Container shipping a mixed bag: body

What you need to know:

Container shipments in the combined eastbound Europe to the Middle East and South Asia trade performed well in the first quarter, rising by 5.2 per cent year-on-year according to Container Trade Statistics.

Dar es Salaam. South Asia container trade with Europe continues to outpace the Middle East, says Drewry in its Container Insight Weekly report.

Container shipments in the combined eastbound Europe to the Middle East and South Asia trade performed well in the first quarter, rising by 5.2 per cent year-on-year according to Container Trade Statistics.
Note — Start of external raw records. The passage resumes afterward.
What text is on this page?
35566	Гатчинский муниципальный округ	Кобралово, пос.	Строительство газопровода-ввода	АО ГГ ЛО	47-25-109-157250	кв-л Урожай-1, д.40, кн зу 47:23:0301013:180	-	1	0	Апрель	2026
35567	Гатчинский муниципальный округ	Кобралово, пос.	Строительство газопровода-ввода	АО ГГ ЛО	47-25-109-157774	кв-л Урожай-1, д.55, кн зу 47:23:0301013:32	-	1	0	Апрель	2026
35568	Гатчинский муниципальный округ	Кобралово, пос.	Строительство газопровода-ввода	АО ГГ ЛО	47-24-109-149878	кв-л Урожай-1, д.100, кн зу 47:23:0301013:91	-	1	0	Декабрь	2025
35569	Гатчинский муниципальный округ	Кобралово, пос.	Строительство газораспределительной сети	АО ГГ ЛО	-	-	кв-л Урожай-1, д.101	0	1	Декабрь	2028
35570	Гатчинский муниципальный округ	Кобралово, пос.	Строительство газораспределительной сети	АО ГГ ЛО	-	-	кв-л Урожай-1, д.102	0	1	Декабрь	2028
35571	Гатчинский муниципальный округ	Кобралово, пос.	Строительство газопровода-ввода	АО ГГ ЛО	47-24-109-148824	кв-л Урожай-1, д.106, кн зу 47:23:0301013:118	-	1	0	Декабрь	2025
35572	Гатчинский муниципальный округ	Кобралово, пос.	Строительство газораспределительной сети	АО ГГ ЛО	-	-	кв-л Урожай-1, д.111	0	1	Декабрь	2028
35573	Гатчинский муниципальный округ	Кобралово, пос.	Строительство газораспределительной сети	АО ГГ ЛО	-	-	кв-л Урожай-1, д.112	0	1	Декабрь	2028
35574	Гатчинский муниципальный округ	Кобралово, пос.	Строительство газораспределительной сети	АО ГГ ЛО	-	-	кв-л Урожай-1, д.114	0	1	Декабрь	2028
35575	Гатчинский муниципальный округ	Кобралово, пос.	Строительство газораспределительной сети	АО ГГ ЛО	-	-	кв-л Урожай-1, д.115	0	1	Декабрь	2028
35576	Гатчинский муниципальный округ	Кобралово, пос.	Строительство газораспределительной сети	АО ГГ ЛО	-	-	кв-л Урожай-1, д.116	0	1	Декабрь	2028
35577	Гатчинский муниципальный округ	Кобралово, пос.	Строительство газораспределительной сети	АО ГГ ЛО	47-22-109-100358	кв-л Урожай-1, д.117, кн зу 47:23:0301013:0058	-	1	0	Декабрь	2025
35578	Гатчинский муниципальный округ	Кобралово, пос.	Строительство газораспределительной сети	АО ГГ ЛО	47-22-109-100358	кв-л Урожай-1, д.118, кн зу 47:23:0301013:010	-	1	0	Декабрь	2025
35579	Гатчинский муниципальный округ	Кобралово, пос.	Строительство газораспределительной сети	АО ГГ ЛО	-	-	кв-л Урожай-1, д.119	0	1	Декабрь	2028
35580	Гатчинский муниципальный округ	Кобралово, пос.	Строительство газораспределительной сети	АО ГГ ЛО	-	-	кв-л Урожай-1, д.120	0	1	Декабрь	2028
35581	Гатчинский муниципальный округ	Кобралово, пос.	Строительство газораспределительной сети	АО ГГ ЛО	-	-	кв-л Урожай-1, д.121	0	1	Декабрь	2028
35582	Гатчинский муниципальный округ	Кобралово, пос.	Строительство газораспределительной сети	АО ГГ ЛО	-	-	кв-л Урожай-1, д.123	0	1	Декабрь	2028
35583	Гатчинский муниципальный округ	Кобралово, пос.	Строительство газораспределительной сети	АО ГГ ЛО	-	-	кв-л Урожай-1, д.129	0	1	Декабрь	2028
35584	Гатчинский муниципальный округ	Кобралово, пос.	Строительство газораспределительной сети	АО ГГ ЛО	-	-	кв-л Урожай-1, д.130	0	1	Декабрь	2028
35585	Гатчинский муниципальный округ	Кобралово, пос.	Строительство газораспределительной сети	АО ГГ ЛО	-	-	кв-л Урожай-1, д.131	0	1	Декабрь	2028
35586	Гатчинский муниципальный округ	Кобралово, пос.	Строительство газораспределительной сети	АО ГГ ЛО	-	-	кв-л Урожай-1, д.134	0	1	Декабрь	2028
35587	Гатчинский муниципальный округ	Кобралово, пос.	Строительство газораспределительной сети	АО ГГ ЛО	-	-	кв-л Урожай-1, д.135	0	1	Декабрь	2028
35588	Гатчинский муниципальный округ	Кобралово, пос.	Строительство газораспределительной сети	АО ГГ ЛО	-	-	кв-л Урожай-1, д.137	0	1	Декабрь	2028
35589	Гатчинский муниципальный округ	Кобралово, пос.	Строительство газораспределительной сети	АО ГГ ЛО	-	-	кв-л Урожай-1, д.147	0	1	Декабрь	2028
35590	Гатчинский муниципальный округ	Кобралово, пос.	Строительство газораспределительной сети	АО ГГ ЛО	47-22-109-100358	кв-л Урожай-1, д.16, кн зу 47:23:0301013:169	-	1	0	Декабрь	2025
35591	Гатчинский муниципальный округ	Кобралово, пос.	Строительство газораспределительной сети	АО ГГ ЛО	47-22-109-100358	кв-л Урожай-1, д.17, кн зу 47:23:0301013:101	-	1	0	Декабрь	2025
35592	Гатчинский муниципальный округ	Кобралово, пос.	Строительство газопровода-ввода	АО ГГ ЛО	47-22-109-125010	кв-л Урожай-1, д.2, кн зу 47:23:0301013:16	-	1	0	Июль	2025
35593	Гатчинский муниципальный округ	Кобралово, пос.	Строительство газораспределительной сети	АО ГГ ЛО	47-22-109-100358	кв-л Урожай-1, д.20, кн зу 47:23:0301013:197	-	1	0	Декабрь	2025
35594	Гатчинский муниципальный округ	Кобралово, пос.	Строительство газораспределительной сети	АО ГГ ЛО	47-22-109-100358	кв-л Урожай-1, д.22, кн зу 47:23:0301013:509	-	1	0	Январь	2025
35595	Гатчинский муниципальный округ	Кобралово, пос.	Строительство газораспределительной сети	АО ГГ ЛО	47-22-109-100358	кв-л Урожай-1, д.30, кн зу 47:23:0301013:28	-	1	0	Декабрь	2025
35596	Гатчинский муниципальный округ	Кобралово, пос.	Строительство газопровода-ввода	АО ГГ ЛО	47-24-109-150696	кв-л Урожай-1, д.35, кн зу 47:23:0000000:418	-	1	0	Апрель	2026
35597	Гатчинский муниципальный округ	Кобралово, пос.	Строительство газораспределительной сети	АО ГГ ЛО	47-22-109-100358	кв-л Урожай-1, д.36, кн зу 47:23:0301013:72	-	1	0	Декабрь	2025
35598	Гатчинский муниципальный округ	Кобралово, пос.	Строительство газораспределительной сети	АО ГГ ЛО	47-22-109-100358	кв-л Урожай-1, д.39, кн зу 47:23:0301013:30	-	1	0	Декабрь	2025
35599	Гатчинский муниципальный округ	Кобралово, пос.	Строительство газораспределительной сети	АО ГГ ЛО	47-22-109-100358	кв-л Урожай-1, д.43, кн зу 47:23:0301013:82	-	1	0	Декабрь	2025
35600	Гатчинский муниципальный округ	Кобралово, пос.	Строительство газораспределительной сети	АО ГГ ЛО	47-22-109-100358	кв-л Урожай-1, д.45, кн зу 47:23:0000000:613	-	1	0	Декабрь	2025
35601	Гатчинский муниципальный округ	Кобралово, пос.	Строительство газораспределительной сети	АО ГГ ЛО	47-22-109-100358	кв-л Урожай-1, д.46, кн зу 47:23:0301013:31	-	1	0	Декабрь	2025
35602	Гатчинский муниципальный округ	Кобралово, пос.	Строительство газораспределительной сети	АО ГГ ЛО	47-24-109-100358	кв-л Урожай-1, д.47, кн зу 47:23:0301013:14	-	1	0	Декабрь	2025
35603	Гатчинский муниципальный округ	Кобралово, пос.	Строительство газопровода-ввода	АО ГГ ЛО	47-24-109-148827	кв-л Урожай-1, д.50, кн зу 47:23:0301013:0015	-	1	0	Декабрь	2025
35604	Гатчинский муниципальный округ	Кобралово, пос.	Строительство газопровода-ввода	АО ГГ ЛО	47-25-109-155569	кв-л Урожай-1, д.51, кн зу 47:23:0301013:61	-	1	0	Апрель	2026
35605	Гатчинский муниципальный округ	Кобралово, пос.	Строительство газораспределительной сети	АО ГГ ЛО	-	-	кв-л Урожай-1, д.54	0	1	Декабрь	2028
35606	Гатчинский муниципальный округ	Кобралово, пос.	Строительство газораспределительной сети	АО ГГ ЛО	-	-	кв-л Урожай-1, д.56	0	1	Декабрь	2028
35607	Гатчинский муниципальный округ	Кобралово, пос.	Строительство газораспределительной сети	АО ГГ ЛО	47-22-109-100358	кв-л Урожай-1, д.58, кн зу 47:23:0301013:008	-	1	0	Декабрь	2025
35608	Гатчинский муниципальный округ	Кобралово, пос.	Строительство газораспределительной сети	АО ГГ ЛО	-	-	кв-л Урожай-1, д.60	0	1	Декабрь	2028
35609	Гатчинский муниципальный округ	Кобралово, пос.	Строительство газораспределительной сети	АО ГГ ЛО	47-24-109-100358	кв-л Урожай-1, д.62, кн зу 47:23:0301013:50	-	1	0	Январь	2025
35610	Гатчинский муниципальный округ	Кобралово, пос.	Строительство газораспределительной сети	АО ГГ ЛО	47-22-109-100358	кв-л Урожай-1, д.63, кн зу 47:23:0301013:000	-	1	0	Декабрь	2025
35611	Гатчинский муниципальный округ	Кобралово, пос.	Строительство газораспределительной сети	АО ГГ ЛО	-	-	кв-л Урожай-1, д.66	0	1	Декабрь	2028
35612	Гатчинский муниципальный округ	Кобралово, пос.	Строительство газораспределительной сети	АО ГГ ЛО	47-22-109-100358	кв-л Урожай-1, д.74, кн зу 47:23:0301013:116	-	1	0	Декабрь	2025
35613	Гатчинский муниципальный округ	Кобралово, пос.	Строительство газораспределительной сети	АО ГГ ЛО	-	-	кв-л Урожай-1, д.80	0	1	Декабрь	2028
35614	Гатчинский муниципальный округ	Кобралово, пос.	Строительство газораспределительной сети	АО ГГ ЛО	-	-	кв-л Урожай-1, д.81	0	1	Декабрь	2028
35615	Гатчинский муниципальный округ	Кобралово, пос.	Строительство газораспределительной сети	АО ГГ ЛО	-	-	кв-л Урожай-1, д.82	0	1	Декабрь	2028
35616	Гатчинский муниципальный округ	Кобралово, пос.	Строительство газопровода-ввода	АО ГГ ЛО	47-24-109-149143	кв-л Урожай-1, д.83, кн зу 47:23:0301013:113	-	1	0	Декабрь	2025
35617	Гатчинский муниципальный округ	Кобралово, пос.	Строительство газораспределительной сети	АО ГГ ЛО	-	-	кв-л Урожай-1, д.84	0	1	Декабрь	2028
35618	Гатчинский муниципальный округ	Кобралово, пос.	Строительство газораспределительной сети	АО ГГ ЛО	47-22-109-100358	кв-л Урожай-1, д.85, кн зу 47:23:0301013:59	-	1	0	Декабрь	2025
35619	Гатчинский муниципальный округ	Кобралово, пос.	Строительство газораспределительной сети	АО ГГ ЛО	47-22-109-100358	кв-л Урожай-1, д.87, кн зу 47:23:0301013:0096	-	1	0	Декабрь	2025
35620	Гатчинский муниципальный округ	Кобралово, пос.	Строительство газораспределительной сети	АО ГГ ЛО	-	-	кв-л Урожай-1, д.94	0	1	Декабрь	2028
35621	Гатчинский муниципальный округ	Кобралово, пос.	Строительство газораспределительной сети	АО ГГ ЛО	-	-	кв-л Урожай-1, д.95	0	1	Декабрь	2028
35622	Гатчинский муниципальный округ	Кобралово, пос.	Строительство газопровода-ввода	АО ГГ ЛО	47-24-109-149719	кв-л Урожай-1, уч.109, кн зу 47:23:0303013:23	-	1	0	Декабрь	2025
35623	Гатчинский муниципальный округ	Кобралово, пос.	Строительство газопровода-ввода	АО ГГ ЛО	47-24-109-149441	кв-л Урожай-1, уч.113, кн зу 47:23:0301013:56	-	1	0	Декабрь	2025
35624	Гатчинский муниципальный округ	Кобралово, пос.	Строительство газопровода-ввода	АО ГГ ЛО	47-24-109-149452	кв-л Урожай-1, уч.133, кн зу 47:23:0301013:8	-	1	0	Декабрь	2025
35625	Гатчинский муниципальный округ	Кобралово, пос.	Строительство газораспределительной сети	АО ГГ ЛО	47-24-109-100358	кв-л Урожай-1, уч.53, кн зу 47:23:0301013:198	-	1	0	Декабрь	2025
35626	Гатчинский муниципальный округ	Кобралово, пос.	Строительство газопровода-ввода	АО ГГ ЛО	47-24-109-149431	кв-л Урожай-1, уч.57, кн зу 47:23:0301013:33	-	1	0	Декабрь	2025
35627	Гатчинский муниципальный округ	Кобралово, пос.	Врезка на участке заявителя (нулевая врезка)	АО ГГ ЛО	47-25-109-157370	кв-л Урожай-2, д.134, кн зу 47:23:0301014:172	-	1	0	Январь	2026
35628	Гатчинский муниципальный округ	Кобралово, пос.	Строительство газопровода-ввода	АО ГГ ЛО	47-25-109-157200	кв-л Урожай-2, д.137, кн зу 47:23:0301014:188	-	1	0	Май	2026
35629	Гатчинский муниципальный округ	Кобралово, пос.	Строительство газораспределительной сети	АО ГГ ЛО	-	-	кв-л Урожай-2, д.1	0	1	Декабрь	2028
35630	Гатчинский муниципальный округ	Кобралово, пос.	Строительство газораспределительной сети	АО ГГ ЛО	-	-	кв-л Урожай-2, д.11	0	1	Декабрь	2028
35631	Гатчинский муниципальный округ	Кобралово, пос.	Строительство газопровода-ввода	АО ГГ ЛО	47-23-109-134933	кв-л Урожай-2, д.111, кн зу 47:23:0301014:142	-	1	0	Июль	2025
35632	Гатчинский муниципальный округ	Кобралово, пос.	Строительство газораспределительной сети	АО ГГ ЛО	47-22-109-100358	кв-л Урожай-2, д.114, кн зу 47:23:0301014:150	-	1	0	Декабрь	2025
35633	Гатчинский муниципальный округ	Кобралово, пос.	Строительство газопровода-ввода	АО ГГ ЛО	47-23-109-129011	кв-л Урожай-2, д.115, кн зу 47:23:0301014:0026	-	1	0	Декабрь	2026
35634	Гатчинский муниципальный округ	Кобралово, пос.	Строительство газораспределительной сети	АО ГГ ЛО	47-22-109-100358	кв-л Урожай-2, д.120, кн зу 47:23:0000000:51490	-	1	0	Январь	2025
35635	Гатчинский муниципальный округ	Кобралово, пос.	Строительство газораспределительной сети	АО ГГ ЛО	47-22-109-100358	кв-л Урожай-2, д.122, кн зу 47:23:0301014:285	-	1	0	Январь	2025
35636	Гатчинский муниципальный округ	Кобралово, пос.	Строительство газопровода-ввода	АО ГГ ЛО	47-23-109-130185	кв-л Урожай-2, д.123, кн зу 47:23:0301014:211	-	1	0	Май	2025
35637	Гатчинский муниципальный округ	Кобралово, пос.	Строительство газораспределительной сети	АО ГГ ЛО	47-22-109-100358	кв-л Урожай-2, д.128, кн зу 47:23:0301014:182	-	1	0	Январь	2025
However, that aggregate rate hides two very different performances by the two destinations. CTS reports that inbound traffic to South Asia soared by 18 per cent in 1Q18 to reach approximately 410,000 TEUs, whereas Middle East imports declined by 2 per cent to land at about 590,000 TEUs.

The same divergent story continued into April as Europe to Middle East traffic was down by 1.6 per cent, versus a 22.3 per cent jump for South Asia imports.

There was a much more balanced picture for the westbound trade as exports from the Middle East and South Asia to Europe were much more closely aligned than they were in the opposite direction.

Middle East exports rose by 10 per cent in the first quarter to nearly 225,000 TEUs while outbound shipments from South Asia increased by 8.2 per cent to about 525,000 TEUs.

After four months of 2018 the momentum is strongest for trade in both directions to/from South Asia as well as with westbound exports from the Middle East.

On a rolling 12-month average basis, growth from Europe to South Asia topped 10 per cent after April and 8 per cent in the opposite direction. The outbound trade from the Middle East clicked up to 6.4 per cent, but inbound trade is still languishing at nearly -2 per cent. Capacity adjustments in this corridor have largely come from the addition of larger ships to existing services.

Drewry notes only one new service start-up in recent months, the ME6 service (three ships of between 2,500-4,300 TEUs) from Maersk Line, which connects the Spanish hub Algeciras with the Red Sea ports of Aqaba and Jeddah before calling at Port Said on the return leg.